Ihre 15 Monate jüngere Schwester Serena hat am Samstag im Finale überraschend Kim Clijsters zur Gegnerin. Die 17-jährige Belgierin demonstrierte eindrucksvoll ihr großes Talent. Sie führte die völlig entnervte Weltranglisten-Erste Martina Hingis (Schweiz) beim 6:2, 2:6, 6:1 regelrecht vor. «Das war mein größter Sieg. Ich kann es kaum glauben», sagte die Weltranglisten-19. Die Freundin von Lleyton Hewitt hatte im vorigen Jahr das Turnier in Leipzig gewonnen.

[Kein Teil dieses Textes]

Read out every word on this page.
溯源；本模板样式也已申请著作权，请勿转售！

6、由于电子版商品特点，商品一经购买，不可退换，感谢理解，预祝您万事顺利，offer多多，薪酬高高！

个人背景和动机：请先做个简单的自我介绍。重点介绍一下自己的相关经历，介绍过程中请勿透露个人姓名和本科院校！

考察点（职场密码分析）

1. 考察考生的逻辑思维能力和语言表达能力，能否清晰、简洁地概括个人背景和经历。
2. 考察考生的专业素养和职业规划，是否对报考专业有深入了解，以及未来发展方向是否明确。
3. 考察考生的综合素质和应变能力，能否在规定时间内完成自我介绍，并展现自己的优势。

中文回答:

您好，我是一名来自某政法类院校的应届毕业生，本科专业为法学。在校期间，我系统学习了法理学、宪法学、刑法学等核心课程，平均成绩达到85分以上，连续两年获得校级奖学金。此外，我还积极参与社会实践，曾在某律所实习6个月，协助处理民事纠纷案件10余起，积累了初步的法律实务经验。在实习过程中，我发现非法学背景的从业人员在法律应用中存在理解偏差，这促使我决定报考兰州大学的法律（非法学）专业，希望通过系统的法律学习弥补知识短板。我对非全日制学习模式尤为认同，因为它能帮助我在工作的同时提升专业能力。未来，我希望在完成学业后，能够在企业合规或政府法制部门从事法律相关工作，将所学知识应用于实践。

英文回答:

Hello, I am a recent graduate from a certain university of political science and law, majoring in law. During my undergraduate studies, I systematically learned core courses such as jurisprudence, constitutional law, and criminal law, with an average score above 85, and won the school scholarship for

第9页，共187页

Wenn Kim Clijsters zu ihrem zweiten großen Coup ausholt, befindet sich Kiefer längst in Miami, um sich mit Haas auf das in der kommenden Woche beginnende zweite diesjährige Masters-Turnier vorzubereiten. Er wird das mit gestärktem Selbstvertrauen tun. Denn die nunmehr dritte Niederlage im dritten Match gegen Agassi baue ihn mehr auf als dass sie ihn enttäusche. Jetzt weiß er, wo er steht. Spielerisch, glaubt Kiefer, könne er durchaus schon wieder mit den Top Ten der Weltrangliste mithalten.

Agassi bescheinigte dem nach mehrmonatigen Verletzungspause wieder im Vollbesitz seiner Kräfte stehenden Niedersachsen, «ein großes Match» gespielt zu haben. Im dritten Satz hatte es Kiefer beim Stand von 3:4 in der Hand, den Australian Open-Gewinner mit einem Rebreak noch einmal extrem unter Druck zu setzen. Doch beide Male ließ der sonst besonnen und taktisch klug agierende Außenseiter ungenutzt. «Nicolas hatte ein starkes Service und hat sich sehr gut bewegt. Doch im entscheidenden Moment war ich abgeklärter», sagte Agassi, der von sich behauptet, derzeit das beste Tennis seines Lebens zu spielen.